Retinoic acid metabolic change in retina and choroid of the guinea pig with lens-induced myopia

AIM: To investigate the role of retinoic acid (RA) and retinaldehyde dehydrogenase-2 (RALDH₂) of retina and choroid in the guinea pig lens-induced myopic eyes. METHODS: Totally 45 guinea pigs, at age of three weeks, were randomly assigned into three groups: the normal control, the lens-induced group and the recovering group. Out of focus was induced by the -6.00D concave lens on the left eye, and lasted for 15 days.

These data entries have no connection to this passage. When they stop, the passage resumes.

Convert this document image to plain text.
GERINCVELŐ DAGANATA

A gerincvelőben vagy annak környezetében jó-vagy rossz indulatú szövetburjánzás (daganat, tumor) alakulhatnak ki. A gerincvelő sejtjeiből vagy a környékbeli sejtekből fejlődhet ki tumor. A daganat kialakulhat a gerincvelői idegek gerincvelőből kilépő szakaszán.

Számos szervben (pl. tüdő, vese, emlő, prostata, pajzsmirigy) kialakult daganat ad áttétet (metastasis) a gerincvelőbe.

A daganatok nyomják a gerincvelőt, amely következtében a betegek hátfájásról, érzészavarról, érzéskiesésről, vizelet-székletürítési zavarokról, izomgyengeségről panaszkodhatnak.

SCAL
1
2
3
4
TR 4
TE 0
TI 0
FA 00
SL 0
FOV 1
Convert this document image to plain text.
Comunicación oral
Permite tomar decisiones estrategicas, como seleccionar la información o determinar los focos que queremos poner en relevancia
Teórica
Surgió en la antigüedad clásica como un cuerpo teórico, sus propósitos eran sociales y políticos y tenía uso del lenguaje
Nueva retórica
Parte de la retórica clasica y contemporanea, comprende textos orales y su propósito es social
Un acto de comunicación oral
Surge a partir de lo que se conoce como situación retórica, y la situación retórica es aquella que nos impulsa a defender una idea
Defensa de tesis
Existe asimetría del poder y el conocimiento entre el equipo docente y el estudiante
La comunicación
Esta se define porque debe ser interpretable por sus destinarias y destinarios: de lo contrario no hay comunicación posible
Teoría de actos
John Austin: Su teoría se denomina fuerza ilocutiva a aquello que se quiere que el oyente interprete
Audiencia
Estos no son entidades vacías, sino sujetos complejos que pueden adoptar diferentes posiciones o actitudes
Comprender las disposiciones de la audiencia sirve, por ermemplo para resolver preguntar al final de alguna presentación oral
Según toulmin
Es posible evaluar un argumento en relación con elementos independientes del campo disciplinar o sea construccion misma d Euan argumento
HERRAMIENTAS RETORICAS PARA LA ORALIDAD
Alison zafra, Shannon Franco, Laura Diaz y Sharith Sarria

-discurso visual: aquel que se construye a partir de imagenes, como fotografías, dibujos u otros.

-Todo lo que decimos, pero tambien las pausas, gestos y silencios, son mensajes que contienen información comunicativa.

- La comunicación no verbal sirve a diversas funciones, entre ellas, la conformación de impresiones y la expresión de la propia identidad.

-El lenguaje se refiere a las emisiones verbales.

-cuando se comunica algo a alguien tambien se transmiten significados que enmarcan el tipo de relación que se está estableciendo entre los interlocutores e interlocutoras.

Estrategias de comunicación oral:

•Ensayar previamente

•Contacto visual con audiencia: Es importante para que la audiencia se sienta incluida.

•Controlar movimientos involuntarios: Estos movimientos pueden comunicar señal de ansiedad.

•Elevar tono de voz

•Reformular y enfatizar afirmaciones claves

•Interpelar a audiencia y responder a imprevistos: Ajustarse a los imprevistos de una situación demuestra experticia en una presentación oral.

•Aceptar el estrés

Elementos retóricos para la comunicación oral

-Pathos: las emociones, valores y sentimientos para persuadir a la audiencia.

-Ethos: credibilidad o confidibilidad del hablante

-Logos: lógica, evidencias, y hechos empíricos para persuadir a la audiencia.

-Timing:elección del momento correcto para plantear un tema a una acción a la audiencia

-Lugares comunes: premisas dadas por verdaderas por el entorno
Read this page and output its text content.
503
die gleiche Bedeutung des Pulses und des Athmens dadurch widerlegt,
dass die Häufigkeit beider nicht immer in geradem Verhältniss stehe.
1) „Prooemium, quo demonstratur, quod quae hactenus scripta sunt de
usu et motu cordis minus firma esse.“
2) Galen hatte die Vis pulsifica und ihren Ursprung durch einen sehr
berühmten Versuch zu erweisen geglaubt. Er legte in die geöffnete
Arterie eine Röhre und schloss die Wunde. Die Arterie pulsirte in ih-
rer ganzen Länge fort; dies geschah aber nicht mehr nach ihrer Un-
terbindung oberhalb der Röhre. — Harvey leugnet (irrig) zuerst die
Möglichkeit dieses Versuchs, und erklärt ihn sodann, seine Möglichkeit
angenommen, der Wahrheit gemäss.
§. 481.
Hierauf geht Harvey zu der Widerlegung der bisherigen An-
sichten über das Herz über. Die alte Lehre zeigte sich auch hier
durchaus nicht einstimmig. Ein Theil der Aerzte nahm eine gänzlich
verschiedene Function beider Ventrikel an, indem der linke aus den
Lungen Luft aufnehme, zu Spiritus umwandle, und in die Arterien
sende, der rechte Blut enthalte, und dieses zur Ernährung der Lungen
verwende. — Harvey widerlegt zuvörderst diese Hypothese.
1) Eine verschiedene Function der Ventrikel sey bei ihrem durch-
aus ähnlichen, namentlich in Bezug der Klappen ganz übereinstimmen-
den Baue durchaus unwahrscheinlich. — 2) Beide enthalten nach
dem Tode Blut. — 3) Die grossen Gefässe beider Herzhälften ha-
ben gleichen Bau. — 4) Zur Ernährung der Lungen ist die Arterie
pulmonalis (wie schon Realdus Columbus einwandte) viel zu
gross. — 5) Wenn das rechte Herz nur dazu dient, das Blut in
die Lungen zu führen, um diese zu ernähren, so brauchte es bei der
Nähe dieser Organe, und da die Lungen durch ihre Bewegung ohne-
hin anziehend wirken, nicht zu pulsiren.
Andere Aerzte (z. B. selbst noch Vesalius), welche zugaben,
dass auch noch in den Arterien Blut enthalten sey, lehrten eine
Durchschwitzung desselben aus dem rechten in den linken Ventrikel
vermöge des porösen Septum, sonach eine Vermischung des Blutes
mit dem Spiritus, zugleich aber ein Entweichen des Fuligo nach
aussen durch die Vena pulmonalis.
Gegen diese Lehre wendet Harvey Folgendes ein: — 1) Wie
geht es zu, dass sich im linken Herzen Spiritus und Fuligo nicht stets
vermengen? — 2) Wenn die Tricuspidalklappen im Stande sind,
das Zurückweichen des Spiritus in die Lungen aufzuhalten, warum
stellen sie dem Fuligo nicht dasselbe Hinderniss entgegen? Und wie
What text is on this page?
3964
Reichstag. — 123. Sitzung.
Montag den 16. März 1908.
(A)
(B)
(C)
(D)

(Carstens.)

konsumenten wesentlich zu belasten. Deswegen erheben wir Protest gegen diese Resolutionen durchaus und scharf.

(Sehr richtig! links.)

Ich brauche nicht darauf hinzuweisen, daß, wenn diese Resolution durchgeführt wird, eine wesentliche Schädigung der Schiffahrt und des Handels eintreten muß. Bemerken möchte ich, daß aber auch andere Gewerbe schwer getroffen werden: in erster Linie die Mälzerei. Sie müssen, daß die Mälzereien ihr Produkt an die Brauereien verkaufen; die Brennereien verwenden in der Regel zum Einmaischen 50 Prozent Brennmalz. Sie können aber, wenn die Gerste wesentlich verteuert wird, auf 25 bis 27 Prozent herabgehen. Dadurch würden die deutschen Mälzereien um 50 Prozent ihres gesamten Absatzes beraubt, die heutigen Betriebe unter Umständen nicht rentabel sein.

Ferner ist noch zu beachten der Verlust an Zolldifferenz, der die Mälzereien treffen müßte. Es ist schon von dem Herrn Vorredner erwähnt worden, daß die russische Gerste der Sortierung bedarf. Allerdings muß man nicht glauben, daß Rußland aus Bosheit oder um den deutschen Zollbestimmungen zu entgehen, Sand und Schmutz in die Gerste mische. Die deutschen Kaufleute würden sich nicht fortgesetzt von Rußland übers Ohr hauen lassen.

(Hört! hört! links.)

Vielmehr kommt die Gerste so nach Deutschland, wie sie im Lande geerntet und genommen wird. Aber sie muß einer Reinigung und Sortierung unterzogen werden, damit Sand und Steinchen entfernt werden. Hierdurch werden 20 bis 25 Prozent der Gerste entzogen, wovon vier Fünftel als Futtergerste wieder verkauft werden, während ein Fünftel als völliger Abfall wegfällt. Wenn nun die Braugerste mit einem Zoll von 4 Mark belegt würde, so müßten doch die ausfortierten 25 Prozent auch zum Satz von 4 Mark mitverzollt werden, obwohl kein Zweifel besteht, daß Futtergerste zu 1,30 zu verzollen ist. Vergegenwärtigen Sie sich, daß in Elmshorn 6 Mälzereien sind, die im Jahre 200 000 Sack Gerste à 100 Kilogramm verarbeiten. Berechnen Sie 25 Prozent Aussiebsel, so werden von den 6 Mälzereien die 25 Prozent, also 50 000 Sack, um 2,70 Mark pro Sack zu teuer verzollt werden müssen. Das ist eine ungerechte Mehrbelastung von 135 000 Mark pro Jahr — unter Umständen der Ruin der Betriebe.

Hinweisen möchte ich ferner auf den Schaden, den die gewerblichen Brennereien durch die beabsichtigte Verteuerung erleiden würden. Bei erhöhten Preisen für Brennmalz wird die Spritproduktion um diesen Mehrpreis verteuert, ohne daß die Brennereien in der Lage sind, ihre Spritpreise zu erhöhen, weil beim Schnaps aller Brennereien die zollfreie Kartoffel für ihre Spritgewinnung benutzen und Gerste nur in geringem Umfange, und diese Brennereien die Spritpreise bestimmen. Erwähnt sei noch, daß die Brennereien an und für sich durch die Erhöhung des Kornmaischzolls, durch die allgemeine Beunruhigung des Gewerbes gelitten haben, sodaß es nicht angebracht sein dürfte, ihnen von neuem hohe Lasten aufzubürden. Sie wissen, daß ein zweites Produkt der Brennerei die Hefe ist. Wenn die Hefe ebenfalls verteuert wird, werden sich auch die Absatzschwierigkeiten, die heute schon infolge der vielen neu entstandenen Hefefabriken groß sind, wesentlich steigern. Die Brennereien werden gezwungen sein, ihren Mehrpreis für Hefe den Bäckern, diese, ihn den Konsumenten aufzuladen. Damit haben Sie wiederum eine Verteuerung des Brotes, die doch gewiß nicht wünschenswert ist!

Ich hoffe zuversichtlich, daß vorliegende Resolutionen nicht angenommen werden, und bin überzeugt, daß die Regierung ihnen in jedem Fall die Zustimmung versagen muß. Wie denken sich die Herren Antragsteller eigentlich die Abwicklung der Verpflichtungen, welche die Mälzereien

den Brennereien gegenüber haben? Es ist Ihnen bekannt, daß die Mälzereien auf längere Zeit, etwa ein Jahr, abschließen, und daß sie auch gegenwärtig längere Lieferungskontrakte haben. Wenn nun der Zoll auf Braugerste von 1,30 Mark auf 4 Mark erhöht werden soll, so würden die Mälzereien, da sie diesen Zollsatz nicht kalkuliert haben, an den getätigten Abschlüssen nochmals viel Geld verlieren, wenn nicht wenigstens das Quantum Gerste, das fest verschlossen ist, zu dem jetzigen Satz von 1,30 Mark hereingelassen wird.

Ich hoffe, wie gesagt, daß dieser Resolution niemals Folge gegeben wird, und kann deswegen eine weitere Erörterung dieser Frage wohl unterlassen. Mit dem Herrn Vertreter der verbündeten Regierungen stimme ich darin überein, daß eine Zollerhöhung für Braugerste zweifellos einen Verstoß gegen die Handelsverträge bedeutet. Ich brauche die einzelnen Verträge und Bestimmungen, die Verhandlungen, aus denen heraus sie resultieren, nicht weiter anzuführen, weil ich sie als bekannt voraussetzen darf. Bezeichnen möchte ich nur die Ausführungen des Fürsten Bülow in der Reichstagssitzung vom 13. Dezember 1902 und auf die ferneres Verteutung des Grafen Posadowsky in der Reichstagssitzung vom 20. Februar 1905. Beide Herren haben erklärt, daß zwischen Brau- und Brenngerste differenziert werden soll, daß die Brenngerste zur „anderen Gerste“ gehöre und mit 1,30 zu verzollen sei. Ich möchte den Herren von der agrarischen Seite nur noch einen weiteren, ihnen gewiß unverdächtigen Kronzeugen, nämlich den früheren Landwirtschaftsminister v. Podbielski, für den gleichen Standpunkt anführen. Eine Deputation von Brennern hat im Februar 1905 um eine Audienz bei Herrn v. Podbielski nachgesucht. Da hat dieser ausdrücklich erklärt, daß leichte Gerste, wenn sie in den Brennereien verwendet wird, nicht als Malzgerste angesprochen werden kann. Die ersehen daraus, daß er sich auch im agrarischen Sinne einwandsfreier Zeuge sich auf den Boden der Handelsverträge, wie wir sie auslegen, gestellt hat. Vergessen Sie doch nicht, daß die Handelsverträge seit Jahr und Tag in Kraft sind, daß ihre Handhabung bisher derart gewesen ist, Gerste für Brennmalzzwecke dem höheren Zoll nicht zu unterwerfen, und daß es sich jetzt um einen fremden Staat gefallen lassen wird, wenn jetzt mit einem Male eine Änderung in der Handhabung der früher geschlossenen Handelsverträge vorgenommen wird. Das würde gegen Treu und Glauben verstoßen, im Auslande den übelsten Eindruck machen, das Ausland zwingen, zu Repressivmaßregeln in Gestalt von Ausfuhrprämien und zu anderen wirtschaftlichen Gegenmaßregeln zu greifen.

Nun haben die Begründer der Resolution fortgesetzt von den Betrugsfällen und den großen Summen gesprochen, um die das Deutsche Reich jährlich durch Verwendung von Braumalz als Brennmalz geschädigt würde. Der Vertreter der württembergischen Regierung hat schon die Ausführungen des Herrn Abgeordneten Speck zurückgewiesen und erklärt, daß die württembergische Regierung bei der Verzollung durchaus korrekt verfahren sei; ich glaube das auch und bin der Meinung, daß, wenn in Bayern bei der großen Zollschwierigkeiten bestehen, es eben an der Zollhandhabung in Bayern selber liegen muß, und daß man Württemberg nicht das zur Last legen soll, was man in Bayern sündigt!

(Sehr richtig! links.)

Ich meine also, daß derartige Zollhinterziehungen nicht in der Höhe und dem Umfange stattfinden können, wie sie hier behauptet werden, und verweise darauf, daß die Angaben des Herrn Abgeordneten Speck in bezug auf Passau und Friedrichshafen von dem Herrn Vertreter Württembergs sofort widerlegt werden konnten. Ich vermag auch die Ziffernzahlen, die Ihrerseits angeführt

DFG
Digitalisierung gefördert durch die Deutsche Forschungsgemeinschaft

All animals underwent biometric measurement (corneal radius of curvature, refraction and axial length). Subsequently, RA content in the retina and RPE/choriod complex was detected by reversed-phase high-performance liquid chromatography. RALDH₂ protein in the retina and RPE/choriod complex was evaluated by the immunohistochemical staining and Western blotting. RESULTS: After wearing -6.00D lens for 15 days, axial length of the lens-induced eye extends and myopia was formed, with RA contents increasing in both the neural retina and RPE/choroid complex. Comparing with the lens-induced group, myopic degree significantly relieved, and its RA contents in both the neural retina and RPE/choroid complex decreased in the recovering group. In the normal control, RALDH2 protein was expressed positively in the retinal nerve fiber layer (RNFL), inner plexiform layer (IPL) and lateral border of outer nuclear layer (ONL). Retinal RALDH₂ protein increased in the lens-induced group, and was also positive in the outer plexiform layer (OPL). In the recovering group, retinal RALDH₂ protein attenuated the expression in the OPL turns to negative. RALDH₂ protein was not expressed in the choroid of any group. CONCLUSION: RA of retina and chorid participates in the regulation of the lens-induced myopia in guinea pigs, which may be related with retinal RALDH2 protein.